Şifa niyetine okuruz bazı yazıları; zariftir satırları ,rikkat içerir kelimelerin sıralanışı…
Bazı yerlerin altını çizerken kalbimizde hissettiğimiz duygunun da altını çizeriz.
Her yazarın bir yazısı bir dizesi bir cümlesi gönlümünüze kırık kalbinize bir pansumandır şifa niyetine okunur bazı yazılar.
Bazı insanların kalpleri daha bir rikkat çeperiyle sarılıdır. Bu da kalpten çıkanın siluet bulmuş halini seyre koyulurken eserin, cümlelerin ve tespitlerin doğruluğu karşısında insanın kapıldığı duygu seyre değer bir başkalıktır.
İbrahim Tenekeci’nin de değindiği bazı kavramlar var ki onun deyimiyle gündemimizde olması gereken kavramlardır.

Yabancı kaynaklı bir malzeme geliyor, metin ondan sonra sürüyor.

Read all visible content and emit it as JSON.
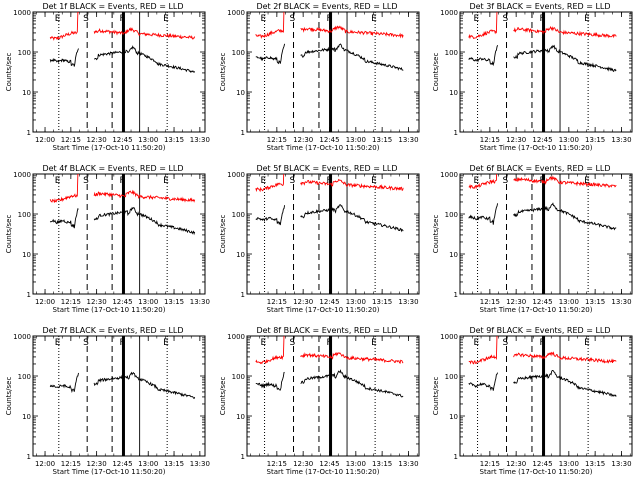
{
  "chart_data": {
    "type": "line",
    "series_names": [
      "Events",
      "LLD"
    ],
    "series_colors": [
      "#000000",
      "#ff0000"
    ],
    "xlabel": "Start Time (17-Oct-10 11:50:20)",
    "ylabel": "Counts/sec",
    "y_scale": "log",
    "ylim": [
      1,
      1000
    ],
    "y_ticks": [
      {
        "v": 1,
        "label": "1"
      },
      {
        "v": 10,
        "label": "10"
      },
      {
        "v": 100,
        "label": "100"
      },
      {
        "v": 1000,
        "label": "1000"
      }
    ],
    "x_ticks_min": [
      10,
      25,
      40,
      55,
      70,
      85,
      100
    ],
    "x_tick_labels_a": [
      "12:00",
      "12:15",
      "12:30",
      "12:45",
      "13:00",
      "13:15",
      "13:30"
    ],
    "x_tick_labels_b": [
      "12:15",
      "12:30",
      "12:45",
      "13:00",
      "13:15",
      "13:30"
    ],
    "markers": [
      {
        "t": 18,
        "style": "dotted",
        "label": "E"
      },
      {
        "t": 34.5,
        "style": "dashed",
        "label": "S"
      },
      {
        "t": 49,
        "style": "dashed",
        "label": ""
      },
      {
        "t": 55.6,
        "style": "thick",
        "label": "F"
      },
      {
        "t": 65,
        "style": "solid",
        "label": ""
      },
      {
        "t": 81,
        "style": "dotted",
        "label": "E"
      }
    ],
    "panels": [
      {
        "title": "Det 1f BLACK = Events, RED = LLD",
        "xmin": 3,
        "xmax": 103,
        "labels": "a",
        "ev_base": 60,
        "lld_base": 230,
        "lld": true
      },
      {
        "title": "Det 2f BLACK = Events, RED = LLD",
        "xmin": 8,
        "xmax": 106,
        "labels": "b",
        "ev_base": 70,
        "lld_base": 260,
        "lld": true
      },
      {
        "title": "Det 3f BLACK = Events, RED = LLD",
        "xmin": 8,
        "xmax": 106,
        "labels": "b",
        "ev_base": 65,
        "lld_base": 250,
        "lld": true
      },
      {
        "title": "Det 4f BLACK = Events, RED = LLD",
        "xmin": 3,
        "xmax": 103,
        "labels": "a",
        "ev_base": 65,
        "lld_base": 220,
        "lld": true
      },
      {
        "title": "Det 5f BLACK = Events, RED = LLD",
        "xmin": 8,
        "xmax": 106,
        "labels": "b",
        "ev_base": 75,
        "lld_base": 430,
        "lld": true
      },
      {
        "title": "Det 6f BLACK = Events, RED = LLD",
        "xmin": 8,
        "xmax": 106,
        "labels": "b",
        "ev_base": 80,
        "lld_base": 500,
        "lld": true
      },
      {
        "title": "Det 7f BLACK = Events, RED = LLD",
        "xmin": 3,
        "xmax": 103,
        "labels": "a",
        "ev_base": 55,
        "lld_base": 0,
        "lld": false
      },
      {
        "title": "Det 8f BLACK = Events, RED = LLD",
        "xmin": 8,
        "xmax": 106,
        "labels": "b",
        "ev_base": 60,
        "lld_base": 230,
        "lld": true
      },
      {
        "title": "Det 9f BLACK = Events, RED = LLD",
        "xmin": 8,
        "xmax": 106,
        "labels": "b",
        "ev_base": 60,
        "lld_base": 230,
        "lld": true
      }
    ]
  }
}
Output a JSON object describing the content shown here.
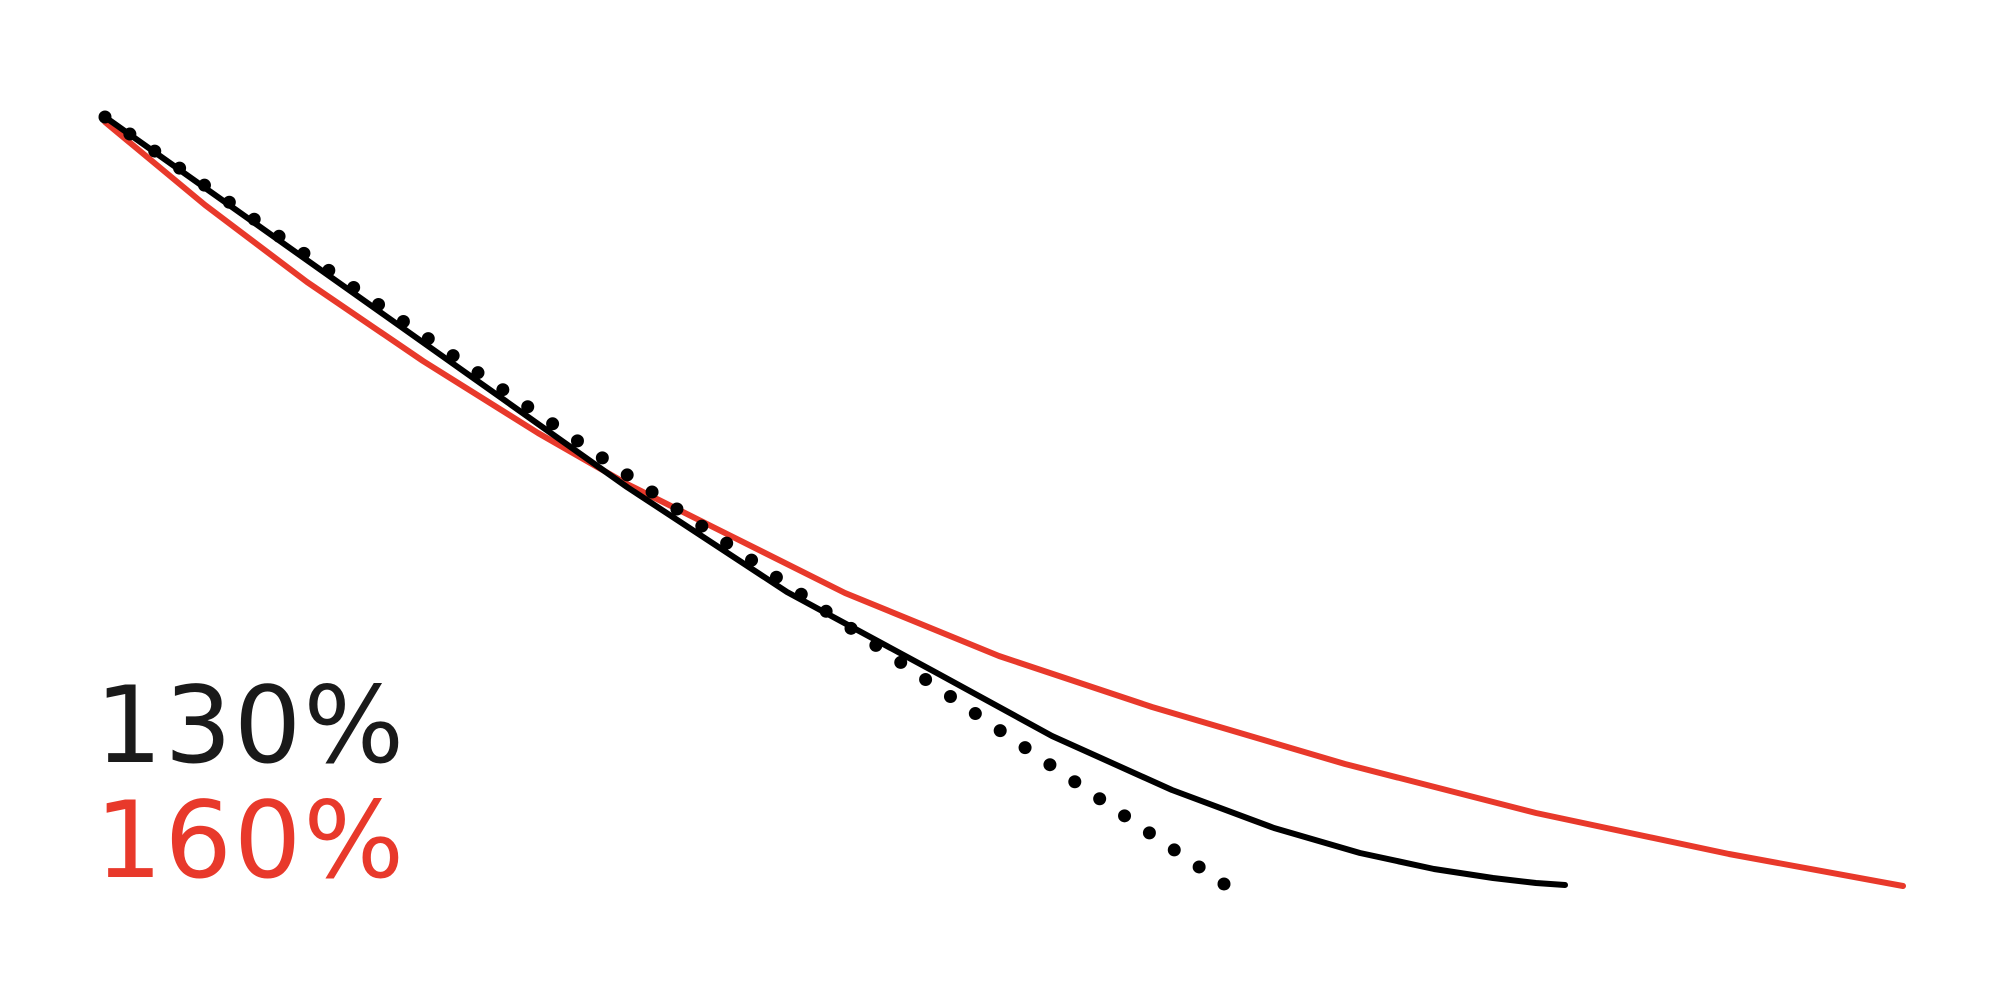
{
  "labels": [
    {
      "text": "130%",
      "color": "#1a1a1a"
    },
    {
      "text": "160%",
      "color": "#e8392b"
    }
  ]
}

Dostluk, Vefa, Kıymet Bilmek… ve daha nice kavramlar ancak insan benliğinde bazı kavramlar yitiktir. Ehemmiyet vermen gereken kavramları yitirirsen artık onlar senin yitik kavramlarındır.
Dostluk, vefa bunlar bazen siz ehemmiyet vermenize rağmen kavram dünyanızda başkaları tarafından yitirmenize sebep olmuştur. İşte o an kalbinizdeki kırgınlık bu kavramların ferini söndürür kalbinizde, açık kalmış pencere misali üşütür siz kelimeler.
Yitirdiğim kavramları gündemime yeniden kazandıran isim ‘’İbrahim Tenekeci’’dir.
Bazı yazılar oturur içinize kalbinizi sızıyla yeniden diriltir, iyileştirir.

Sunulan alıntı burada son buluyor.